Transcriptome-wide association study revealed novel causal genes of renal-biopsy proven diabetic nephropathyMa, Zijian; Hou, Qing; Yang, Ruixiang; Shi, Jinsong; Kan, Shuyan; Zheng, Chunxia; Zhu, Xiaodong; Liu, Zhihong; Jiang, Song
doi: 10.1186/s13073-025-01590-xpmid: 41382137
BackgroundWhile genome-wide association studies (GWAS) have shown that genetic variants are linked to diabetic nephropathy (DN), the precise gene responsible for influencing risk remains largely unidentified, and the issue of missing heritability persists. This study seeks to identify new pathogenic genes using transcriptome-wide association study (TWAS) analysis in a cohort with renal biopsy-proven DN.MethodsA TWAS was conducted to investigate potential DN risk genes whose expression mediates the genotype effect on the phenotype. Gene expression levels were entered into our existing DN GWAS cohort including 2,279 renal biopsy-proven DN and 3,762 type 2 diabetes more than 10 years without any microvascular complications by using GEMMA software. The TWAS P-values were calculated using logistic regression models. Public data from ENCODE and GEO were obtained to annotate the function of genes and variants. Pathway enrichment analysis was performed with co-expressed genes. The role of GYS1 in DN was determined using Gys1-antisense oligonucleotide (ASO) in db/db mice.ResultsThe expression levels of 4,703 cis-heritable genes were analyzed from our renal biopsy-proven DN GWAS dataset.

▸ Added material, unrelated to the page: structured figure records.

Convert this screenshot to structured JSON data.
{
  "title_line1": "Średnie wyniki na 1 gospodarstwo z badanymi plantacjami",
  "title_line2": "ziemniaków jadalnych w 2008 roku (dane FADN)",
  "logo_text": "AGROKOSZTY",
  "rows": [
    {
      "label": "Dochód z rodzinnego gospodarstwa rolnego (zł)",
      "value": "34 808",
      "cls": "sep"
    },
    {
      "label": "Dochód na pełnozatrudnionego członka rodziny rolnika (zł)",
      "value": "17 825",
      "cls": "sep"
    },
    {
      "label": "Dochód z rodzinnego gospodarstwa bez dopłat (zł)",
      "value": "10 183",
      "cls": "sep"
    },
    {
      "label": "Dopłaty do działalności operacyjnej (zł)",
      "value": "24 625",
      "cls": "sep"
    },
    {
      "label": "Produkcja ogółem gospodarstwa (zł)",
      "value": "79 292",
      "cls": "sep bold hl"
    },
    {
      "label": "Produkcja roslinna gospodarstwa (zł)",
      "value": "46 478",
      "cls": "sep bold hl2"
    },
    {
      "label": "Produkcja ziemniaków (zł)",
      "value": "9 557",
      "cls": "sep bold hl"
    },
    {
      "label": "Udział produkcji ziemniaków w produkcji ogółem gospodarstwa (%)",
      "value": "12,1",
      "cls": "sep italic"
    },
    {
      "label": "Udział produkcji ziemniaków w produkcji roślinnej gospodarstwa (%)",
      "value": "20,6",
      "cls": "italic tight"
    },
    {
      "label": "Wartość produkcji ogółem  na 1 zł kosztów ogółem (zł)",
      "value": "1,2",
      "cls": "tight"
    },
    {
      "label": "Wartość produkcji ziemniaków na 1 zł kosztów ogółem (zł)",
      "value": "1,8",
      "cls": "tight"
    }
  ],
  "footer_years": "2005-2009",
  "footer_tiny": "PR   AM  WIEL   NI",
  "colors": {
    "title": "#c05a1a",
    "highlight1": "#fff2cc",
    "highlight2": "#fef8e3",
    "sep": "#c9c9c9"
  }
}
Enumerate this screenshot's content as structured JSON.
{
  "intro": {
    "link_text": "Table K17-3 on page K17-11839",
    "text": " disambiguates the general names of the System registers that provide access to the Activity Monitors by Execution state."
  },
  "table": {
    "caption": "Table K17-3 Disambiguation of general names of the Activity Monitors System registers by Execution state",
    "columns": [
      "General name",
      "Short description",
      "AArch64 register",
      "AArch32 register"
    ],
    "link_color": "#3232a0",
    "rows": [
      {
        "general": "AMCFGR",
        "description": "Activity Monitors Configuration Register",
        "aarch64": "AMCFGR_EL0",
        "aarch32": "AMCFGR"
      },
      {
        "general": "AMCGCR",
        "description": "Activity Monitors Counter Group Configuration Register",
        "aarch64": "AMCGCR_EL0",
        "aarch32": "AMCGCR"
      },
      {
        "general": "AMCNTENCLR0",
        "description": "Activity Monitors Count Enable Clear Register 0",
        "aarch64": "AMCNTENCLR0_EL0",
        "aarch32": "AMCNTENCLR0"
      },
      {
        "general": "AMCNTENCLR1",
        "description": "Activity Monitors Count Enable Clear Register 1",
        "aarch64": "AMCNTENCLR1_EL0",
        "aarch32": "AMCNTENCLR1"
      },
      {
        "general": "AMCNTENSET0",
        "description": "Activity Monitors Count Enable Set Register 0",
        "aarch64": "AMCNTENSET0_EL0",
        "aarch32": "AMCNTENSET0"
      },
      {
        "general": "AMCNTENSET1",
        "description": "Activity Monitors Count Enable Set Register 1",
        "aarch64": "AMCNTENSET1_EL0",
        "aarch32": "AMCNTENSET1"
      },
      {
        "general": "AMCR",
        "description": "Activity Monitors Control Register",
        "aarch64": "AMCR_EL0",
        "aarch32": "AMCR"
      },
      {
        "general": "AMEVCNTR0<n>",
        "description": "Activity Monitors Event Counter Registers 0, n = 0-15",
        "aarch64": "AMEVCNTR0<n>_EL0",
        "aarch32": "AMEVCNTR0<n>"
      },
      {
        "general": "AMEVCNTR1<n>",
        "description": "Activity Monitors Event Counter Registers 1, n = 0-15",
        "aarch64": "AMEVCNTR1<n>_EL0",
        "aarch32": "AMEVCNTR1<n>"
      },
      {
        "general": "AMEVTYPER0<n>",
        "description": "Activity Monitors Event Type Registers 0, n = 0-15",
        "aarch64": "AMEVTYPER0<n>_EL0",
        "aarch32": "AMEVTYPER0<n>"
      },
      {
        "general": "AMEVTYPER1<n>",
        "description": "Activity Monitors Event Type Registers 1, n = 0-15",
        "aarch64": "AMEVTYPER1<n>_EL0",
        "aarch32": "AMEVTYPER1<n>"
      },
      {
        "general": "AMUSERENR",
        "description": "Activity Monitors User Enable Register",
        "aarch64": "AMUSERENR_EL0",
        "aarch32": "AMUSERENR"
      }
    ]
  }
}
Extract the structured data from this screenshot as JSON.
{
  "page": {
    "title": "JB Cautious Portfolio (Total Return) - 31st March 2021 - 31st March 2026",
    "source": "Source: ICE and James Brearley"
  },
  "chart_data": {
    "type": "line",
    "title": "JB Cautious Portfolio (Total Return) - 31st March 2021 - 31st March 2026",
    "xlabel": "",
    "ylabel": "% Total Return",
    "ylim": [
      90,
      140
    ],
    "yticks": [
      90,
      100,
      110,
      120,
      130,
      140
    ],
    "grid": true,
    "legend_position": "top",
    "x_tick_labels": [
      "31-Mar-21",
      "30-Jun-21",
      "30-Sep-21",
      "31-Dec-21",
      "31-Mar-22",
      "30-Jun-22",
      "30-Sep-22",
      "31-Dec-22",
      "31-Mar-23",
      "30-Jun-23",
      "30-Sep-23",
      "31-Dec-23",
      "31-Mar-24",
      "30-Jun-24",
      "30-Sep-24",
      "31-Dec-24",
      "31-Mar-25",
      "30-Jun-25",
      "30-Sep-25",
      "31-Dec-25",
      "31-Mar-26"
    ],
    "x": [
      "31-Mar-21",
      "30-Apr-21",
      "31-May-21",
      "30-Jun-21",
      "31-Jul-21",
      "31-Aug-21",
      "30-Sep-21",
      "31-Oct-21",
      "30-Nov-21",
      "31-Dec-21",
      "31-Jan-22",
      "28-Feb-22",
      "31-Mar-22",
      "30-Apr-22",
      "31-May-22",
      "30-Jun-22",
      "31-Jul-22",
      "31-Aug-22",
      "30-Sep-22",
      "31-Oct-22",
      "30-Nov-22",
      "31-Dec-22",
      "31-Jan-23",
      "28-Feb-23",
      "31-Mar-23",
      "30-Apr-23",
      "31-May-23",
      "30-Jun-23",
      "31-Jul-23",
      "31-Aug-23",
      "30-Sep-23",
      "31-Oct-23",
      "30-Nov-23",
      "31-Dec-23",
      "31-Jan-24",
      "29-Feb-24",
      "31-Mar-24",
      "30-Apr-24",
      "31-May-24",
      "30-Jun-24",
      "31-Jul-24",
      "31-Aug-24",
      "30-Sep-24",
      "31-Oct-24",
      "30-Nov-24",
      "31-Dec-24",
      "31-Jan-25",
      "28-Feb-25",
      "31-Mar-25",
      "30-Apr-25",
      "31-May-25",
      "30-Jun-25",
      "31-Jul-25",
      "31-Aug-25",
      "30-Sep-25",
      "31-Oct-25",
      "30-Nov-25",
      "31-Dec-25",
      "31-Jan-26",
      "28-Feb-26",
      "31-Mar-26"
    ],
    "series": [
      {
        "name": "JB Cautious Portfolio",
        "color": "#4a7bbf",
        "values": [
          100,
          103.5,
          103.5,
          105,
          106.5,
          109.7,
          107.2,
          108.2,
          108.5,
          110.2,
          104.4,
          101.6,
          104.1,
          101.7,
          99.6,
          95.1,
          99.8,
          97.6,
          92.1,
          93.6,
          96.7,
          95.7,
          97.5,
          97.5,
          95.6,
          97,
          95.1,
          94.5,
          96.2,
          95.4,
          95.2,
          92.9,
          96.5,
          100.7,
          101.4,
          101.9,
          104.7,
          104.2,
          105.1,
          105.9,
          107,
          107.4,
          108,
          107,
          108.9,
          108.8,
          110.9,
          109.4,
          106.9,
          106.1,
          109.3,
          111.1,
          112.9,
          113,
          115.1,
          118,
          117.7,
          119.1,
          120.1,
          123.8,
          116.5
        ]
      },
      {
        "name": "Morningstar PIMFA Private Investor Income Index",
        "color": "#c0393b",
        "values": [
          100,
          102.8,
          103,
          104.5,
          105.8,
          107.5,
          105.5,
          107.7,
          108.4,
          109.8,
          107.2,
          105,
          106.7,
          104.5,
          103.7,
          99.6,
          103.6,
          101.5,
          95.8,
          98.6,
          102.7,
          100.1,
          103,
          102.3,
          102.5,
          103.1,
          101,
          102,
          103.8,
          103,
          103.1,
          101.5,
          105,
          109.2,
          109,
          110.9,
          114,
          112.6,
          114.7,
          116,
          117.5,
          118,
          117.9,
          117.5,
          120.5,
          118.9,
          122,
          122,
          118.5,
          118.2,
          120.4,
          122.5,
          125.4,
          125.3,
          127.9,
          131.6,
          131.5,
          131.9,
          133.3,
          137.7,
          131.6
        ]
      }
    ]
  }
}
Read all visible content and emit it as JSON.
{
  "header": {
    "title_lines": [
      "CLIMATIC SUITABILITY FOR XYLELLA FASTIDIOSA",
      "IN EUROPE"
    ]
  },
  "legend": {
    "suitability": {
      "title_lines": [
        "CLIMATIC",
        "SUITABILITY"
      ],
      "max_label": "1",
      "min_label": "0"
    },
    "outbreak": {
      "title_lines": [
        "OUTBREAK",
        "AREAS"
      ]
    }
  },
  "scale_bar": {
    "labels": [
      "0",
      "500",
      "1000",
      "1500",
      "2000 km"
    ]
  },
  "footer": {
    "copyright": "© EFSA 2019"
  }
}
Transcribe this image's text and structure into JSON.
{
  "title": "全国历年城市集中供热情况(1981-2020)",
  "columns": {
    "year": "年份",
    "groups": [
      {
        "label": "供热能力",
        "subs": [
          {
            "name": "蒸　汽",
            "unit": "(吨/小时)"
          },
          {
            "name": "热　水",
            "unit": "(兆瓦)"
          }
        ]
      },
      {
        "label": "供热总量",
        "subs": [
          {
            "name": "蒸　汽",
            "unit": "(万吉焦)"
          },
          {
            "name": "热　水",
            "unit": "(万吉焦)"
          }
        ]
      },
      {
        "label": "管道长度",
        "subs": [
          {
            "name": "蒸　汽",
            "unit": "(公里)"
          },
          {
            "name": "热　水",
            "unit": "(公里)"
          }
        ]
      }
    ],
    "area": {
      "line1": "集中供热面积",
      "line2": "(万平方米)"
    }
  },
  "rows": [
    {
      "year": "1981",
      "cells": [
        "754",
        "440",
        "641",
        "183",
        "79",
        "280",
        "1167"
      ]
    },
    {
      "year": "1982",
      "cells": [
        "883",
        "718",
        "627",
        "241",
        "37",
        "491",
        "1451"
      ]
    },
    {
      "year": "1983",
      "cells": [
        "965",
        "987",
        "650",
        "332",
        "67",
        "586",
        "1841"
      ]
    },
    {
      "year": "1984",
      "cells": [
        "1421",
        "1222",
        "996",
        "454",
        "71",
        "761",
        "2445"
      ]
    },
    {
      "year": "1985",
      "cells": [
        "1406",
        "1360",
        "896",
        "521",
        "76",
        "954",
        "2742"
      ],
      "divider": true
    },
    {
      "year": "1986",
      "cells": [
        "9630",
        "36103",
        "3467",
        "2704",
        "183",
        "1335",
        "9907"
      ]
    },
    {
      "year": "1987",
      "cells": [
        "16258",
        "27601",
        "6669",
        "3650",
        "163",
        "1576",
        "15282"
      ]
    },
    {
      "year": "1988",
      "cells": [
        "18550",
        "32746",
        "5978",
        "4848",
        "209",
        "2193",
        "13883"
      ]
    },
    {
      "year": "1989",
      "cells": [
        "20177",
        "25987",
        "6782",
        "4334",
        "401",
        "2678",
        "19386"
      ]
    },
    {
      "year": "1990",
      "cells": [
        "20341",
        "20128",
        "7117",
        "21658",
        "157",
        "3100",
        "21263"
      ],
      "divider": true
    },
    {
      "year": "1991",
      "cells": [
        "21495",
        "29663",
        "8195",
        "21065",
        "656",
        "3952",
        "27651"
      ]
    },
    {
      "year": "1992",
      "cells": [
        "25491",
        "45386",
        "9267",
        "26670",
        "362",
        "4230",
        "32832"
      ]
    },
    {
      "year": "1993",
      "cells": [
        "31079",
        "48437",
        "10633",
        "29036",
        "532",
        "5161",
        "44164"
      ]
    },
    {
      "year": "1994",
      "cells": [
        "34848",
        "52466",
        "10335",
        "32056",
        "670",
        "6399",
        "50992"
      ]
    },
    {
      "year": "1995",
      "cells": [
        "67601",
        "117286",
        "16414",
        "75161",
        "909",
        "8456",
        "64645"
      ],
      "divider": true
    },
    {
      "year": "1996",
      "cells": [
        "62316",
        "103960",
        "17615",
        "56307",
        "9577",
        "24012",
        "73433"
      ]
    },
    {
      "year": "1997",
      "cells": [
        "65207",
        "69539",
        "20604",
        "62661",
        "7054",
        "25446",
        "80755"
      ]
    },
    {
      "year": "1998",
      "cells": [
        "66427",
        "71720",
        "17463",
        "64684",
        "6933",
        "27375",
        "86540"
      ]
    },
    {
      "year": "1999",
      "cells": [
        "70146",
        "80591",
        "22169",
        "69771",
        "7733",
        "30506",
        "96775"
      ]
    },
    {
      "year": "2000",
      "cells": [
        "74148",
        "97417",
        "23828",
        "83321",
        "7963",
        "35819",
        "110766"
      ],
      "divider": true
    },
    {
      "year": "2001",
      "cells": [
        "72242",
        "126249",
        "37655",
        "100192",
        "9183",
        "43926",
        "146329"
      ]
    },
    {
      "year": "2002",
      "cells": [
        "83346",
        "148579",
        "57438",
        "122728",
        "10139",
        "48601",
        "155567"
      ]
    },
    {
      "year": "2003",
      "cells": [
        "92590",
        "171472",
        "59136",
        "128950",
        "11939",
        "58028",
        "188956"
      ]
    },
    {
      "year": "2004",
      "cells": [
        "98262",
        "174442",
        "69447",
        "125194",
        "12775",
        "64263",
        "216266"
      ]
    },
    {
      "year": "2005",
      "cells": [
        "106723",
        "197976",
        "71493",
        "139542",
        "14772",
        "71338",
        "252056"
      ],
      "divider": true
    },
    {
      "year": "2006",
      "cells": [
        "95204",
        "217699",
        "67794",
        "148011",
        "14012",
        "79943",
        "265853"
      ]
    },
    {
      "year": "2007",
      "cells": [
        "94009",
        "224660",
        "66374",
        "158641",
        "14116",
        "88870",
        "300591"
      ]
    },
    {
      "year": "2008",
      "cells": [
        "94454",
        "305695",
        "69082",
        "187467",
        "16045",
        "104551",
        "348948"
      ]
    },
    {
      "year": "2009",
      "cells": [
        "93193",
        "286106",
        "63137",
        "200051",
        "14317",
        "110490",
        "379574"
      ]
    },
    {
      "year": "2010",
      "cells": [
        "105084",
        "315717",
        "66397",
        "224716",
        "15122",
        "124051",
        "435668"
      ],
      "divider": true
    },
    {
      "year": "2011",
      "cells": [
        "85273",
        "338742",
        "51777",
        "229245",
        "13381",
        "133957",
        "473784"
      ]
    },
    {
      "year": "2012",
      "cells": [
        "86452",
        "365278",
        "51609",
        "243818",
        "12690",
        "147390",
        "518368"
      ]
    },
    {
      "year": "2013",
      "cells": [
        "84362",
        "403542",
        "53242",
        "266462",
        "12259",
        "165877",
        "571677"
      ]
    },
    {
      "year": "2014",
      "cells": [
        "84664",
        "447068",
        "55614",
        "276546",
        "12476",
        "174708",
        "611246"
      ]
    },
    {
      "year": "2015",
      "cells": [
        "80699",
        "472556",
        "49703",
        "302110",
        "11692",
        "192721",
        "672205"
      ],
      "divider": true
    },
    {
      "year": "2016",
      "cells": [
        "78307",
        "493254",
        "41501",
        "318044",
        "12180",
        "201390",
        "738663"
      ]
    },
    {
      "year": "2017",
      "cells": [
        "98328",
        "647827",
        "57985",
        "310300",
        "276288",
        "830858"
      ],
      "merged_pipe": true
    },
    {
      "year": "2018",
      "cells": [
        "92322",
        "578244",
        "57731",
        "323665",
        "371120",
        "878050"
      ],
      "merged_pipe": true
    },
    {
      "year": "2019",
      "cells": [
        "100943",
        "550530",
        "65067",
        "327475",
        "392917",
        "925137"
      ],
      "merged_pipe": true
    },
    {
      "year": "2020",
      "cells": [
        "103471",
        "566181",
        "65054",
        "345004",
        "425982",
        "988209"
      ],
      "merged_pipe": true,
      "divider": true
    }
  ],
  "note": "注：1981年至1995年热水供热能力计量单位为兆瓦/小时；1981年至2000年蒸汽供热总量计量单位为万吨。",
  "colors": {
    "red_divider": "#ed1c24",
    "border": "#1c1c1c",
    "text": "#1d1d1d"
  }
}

The TWAS results identified 17 genes (9 glomerular-only, 5 tubulointerstitial-only, and 3 shared) that were statistically significantly associated with DN susceptibility in both glomerular and tubulointerstitial regions. Notably, GYS1 and FOXJ2 emerged as novel findings. Furthermore, a gene prioritization strategy was developed, involving gene differential expression validation, clinical and pathological indicator correlation, and functional variant exploration. This approach identified GYS1 as the top causal gene. Risk variants (rs116573491 and rs111518556) of GYS1 were both discovered to increase GYS1 expression in vitro. GYS1 was found to be enriched in glomerular mesangial cells and was elevated in DN compared to healthy controls. Additionally, the level of GYS1 in glomeruli was inversely correlated with estimated GFR (eGFR) and positively correlated with 24-h proteinuria in DN patients. Gys1-ASO therapy halted the progression and development of DKD in db/db mice by reducing Gys1 expression.ConclusionsThis biopsy-based TWAS identifies 17 DN susceptibility genes and prioritized GYS1 as a probable driver of DN, links genetic risk to mesangial dysfunction, and demonstrates that Gys1 suppression mitigates disease progression, supporting GYS1 as a therapeutic target.